Me: How are y’all doing?
Prodigal: We are enjoying the minute.
I remember going home from the Navy for the first time during World War II. Home was so far out in the country that when we went hunting we had to go toward town. We had moved there for my father’s health when I was just 13. We raised cattle and horses.
I started a little flock of Shropshire sheep, the kind that are completely covered by wool except for a black nose and the tips of black legs. My father helped them have their twins at lambing time, and I could tell each one of the flock apart at a distance with no trouble. I had a beautiful ram. Next door was a poor man who had a beautiful dog and a small flock of sheep he wanted to improve with my ram.
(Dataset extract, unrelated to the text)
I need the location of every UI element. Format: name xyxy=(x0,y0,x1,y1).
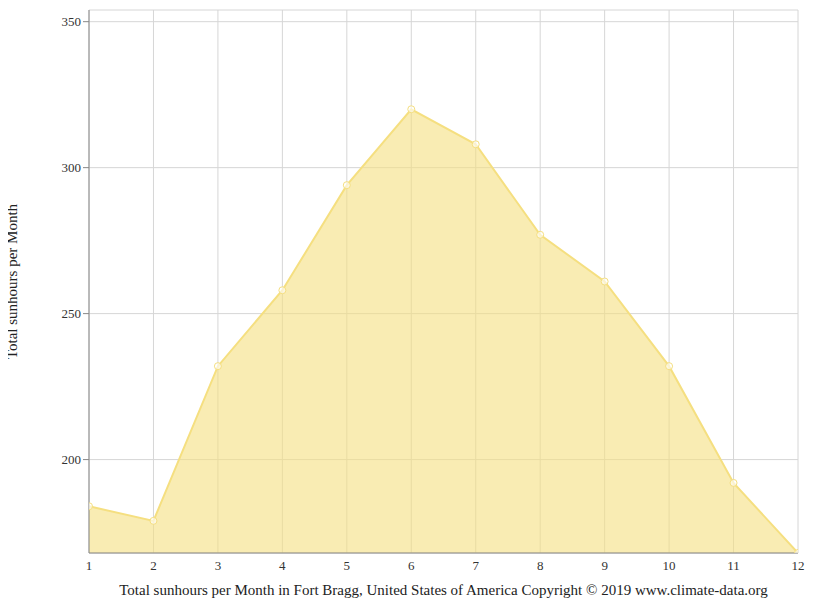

He asked me if he could borrow the ram; in return he would let me have the choice of the litter from his prize dog.
That is how I got Teddy, a big, black Scottish shepherd. Teddy was my dog, and he would do anything for me. He waited for me to come home from school. He slept beside me, and when I whistled he ran to me even if he were eating. At night no one could get within a half mile without Teddy’s permission. During those long summers in the fields I would only see the family at night, but Teddy was with me all the time. And so when I went away to war, I didn’t know how to leave him. How do you explain to someone who loves you that you are leaving him and will not be chasing woodchucks with him tomorrow like always?
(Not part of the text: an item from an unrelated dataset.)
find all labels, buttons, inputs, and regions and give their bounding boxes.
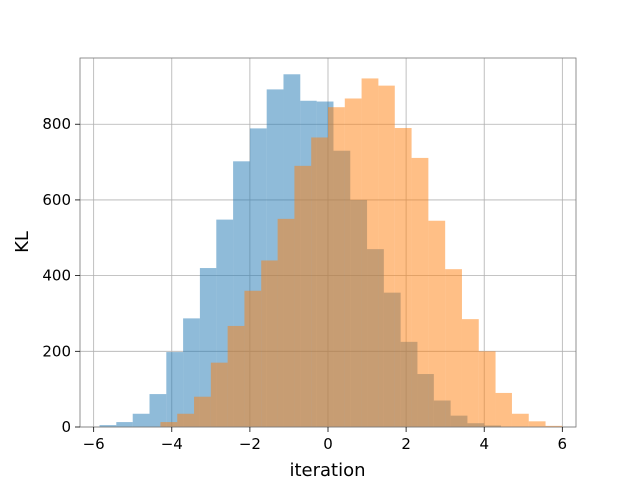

So, coming home that first time from the Navy was something I can scarcely describe. The last bus stop was fourteen miles from the farm. I got off there that night at about eleven o’clock and walked the rest of the way home. It was two or three in the morning before I was within a half mile of the house. It was pitch dark, but I knew every step of the way. Suddenly Teddy heard me and began his warning bark. Then I whistled only once. The barking stopped. There was a yelp of recognition, and I knew that big black form was hurling toward me in the darkness. Almost immediately he was there in my arms. To this day that is the best way I can explain what I mean by coming home.
What comes home to me now is the eloquence with which that unforgettable memory speaks to me of my God. If my dog, without any explanation, would love me and take me back after all that time, wouldn’t my God?
by David Redding
And God shall wipe away all tears from their eyes; and there shall be no more death, neither sorrow, nor crying, neither shall there be any more pain: for the former things are passed away.